As documented by http://linux-mm.org/OOM_Killer: “Any particular process leader may be immunized against the oom killer if the value of its /proc/$pid/oom_adj is set to the constant OOM_DISABLE (currently defined as -17).”
This means we can disable OOM killer on an individual process, if we know its PID, using the command below:
|# OOM_DISABLE on $PID echo -17 > /proc/$PID/oom_adj|
Using pgrep we can run this knowing only the name of the process. For example, let’s ensure that the ssh listener doesn’t get OOM killed:
|pgrep -f “/usr/sbin/sshd” | while read PID; do echo -17 > /proc/$PID/oom_score_adj; done|
|pgrep -f “sshd” | while read PID; do echo -17 > /proc/$PID/oom_score_adj; done|
pgrep -f “/usr/sbin/sshd” | while read PID; do echo -17 > /proc/$PID/oom_score_adj; done
Here we used pgrep to search for the full command line (-f) matching “/usr/sbin/sshd” and then echo -17 into the procfs entry for each matching pid.
In order to automate this, you could run a cron regularly to update the oom_adj entry. This is a simple way to ensure that sshd is excluded from OOM killer after restarting the daemon or the server.

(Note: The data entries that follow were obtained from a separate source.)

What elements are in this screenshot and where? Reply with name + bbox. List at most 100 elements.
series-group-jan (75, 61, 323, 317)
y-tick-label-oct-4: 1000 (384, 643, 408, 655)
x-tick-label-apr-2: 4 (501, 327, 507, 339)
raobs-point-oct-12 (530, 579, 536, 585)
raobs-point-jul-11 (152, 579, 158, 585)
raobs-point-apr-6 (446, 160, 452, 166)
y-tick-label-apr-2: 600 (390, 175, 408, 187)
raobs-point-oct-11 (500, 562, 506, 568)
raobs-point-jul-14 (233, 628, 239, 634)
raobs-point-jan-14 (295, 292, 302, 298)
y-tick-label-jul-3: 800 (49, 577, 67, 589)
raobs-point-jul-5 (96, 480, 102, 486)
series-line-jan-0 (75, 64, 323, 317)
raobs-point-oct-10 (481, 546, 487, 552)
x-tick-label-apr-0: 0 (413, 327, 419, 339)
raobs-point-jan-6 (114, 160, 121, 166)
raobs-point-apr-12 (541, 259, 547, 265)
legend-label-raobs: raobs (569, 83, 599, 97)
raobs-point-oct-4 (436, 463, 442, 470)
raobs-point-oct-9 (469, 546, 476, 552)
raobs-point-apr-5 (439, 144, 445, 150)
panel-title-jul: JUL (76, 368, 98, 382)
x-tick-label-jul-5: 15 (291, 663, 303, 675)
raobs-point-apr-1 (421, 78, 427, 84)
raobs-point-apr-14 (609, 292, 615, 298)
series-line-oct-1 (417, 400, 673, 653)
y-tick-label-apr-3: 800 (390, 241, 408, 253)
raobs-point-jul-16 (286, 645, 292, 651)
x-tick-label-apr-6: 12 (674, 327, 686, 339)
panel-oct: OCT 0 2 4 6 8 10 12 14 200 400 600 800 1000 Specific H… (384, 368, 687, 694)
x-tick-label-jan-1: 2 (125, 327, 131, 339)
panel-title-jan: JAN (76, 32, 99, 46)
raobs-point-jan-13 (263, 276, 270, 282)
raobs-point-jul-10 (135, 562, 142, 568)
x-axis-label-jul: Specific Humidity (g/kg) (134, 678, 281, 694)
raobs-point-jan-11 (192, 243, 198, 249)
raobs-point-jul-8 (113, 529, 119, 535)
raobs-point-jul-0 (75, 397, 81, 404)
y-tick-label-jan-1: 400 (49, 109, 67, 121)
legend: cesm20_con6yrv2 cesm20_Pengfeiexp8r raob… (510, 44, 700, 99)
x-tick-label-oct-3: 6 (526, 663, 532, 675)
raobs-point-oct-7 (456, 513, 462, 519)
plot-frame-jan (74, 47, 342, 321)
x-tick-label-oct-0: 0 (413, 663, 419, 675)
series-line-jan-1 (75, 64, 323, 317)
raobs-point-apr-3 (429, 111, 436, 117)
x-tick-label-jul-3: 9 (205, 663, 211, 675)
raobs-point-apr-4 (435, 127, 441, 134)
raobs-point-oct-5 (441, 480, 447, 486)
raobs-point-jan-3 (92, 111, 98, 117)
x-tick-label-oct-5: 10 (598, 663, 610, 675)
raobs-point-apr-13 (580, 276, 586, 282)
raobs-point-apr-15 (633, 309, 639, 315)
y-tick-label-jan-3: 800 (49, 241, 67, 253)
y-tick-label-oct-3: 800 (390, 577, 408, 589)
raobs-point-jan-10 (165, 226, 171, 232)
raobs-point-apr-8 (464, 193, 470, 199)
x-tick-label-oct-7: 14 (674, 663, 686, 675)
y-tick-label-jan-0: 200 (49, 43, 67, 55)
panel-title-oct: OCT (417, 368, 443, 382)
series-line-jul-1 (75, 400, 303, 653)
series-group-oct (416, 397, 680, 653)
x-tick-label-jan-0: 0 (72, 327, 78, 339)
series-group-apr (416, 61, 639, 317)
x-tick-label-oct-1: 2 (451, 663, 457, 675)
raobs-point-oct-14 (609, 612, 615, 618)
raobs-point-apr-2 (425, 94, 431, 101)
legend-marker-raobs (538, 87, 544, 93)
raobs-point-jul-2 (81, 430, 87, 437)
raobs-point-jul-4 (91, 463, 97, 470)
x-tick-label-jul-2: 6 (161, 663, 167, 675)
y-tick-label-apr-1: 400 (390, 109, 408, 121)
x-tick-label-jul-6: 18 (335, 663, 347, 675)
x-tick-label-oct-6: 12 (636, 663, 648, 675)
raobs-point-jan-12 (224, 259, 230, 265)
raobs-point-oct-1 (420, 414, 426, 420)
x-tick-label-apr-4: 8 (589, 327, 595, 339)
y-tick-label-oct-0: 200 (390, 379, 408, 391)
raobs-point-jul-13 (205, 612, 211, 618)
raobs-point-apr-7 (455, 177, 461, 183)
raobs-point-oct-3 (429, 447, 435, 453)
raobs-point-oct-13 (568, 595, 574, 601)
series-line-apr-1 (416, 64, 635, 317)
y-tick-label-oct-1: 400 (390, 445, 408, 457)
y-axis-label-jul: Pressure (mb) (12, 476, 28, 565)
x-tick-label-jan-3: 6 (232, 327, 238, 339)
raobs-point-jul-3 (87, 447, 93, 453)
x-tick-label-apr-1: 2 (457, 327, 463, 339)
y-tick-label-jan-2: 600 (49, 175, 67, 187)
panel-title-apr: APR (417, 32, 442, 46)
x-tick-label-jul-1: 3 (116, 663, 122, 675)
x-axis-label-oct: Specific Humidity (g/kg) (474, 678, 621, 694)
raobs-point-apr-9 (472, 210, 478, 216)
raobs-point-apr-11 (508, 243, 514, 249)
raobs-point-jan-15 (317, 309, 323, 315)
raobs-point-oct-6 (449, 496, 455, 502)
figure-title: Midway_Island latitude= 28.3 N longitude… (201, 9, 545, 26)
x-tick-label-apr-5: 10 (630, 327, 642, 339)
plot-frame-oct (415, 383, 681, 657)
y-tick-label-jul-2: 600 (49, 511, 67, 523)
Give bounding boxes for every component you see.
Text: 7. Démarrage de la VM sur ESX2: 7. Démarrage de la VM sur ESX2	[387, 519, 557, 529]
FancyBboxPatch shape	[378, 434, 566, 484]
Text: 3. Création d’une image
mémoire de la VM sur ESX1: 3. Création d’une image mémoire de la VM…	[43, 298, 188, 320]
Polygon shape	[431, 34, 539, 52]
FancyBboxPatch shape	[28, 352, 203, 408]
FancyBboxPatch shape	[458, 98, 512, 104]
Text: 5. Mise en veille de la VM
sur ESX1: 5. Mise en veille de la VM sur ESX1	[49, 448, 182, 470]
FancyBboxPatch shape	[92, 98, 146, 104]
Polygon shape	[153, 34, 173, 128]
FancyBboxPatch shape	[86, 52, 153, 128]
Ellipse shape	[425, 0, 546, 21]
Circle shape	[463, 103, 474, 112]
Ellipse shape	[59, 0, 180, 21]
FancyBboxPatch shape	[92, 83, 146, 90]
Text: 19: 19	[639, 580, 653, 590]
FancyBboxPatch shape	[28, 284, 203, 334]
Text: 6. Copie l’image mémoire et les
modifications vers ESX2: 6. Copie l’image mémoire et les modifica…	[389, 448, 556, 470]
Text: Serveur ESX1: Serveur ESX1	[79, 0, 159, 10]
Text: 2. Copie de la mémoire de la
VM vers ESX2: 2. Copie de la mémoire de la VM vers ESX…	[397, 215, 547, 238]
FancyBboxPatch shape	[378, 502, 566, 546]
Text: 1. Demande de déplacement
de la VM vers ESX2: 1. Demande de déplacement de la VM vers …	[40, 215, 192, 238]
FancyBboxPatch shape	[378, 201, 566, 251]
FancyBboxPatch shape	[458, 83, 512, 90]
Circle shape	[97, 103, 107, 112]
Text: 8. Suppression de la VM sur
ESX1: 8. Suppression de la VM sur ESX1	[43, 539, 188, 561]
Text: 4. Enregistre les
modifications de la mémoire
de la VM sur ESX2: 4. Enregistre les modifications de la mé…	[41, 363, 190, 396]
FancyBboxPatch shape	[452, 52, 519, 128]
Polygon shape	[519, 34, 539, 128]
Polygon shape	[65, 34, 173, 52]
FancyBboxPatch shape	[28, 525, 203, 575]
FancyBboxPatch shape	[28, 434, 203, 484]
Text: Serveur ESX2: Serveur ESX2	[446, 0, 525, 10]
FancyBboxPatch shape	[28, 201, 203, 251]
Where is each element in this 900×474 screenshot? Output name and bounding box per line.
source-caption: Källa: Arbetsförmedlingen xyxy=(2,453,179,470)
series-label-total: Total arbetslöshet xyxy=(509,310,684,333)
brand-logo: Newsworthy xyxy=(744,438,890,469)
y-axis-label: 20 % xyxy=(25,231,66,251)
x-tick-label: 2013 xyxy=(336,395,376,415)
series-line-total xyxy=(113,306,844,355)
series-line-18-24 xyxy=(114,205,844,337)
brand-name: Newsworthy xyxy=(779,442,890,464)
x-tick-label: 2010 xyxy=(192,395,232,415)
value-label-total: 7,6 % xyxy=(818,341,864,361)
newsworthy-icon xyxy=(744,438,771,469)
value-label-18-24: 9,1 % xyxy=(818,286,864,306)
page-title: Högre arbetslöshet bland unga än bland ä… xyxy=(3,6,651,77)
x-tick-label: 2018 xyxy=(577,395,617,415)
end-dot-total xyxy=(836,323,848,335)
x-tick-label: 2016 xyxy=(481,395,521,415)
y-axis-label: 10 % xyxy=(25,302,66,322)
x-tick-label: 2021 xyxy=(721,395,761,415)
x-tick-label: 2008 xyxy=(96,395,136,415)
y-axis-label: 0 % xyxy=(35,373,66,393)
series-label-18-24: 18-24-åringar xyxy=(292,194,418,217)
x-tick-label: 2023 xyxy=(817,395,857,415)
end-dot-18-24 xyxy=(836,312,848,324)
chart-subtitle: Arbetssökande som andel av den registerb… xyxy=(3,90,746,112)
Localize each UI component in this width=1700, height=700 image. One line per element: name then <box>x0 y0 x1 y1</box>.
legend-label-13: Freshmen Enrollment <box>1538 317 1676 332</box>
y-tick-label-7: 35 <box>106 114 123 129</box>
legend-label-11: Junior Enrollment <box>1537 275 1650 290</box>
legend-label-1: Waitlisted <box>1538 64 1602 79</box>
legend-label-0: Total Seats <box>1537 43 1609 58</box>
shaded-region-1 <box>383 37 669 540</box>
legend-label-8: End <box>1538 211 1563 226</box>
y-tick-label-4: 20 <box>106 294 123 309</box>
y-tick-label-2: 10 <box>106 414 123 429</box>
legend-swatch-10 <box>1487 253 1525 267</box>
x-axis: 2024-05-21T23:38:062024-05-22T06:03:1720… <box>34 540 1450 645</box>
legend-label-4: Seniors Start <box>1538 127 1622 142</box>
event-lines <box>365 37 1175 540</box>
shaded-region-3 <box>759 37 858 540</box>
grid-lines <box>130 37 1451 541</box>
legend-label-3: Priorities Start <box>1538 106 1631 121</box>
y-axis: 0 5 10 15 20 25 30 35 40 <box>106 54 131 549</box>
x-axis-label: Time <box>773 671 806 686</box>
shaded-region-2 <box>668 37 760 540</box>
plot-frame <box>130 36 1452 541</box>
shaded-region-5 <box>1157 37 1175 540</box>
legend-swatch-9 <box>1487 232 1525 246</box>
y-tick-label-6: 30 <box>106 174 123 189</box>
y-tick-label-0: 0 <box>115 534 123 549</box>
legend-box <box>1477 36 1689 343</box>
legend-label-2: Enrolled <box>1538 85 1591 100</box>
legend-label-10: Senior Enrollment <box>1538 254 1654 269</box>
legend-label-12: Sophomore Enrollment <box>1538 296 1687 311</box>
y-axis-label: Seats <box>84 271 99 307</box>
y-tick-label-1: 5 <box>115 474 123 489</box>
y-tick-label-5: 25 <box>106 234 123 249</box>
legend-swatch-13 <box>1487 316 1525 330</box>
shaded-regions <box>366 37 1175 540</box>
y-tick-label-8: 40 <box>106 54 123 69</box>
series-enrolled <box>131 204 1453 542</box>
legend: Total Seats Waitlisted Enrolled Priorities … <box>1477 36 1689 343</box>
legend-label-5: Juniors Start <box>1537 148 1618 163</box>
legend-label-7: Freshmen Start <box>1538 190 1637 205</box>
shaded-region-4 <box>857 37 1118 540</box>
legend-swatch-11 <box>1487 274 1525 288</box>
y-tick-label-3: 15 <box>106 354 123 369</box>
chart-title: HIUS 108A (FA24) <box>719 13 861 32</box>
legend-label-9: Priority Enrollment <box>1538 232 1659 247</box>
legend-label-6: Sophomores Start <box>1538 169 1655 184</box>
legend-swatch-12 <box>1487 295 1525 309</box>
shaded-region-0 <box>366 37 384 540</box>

|#/etc/cron.d/oom_disable */1 * * * * root pgrep -f “/usr/sbin/sshd” | while read PID; do echo -17 > /proc/$PID/oom_score_adj; done|
The above job will run every minute, updating the oom_adj of the current process matching /usr/sbin/sshd. Of course, this could be extended to include any other processes you wish to exclude from OOM killer.
I recommend disabling OOM killer at the individual processes level rather than turning it off system-wide. Disabling OOM killer altogether will cause your system to kernel panic under heavy memory pressure. By excluding critical administrative processes you should at least be able to log in to troubleshoot high memory use.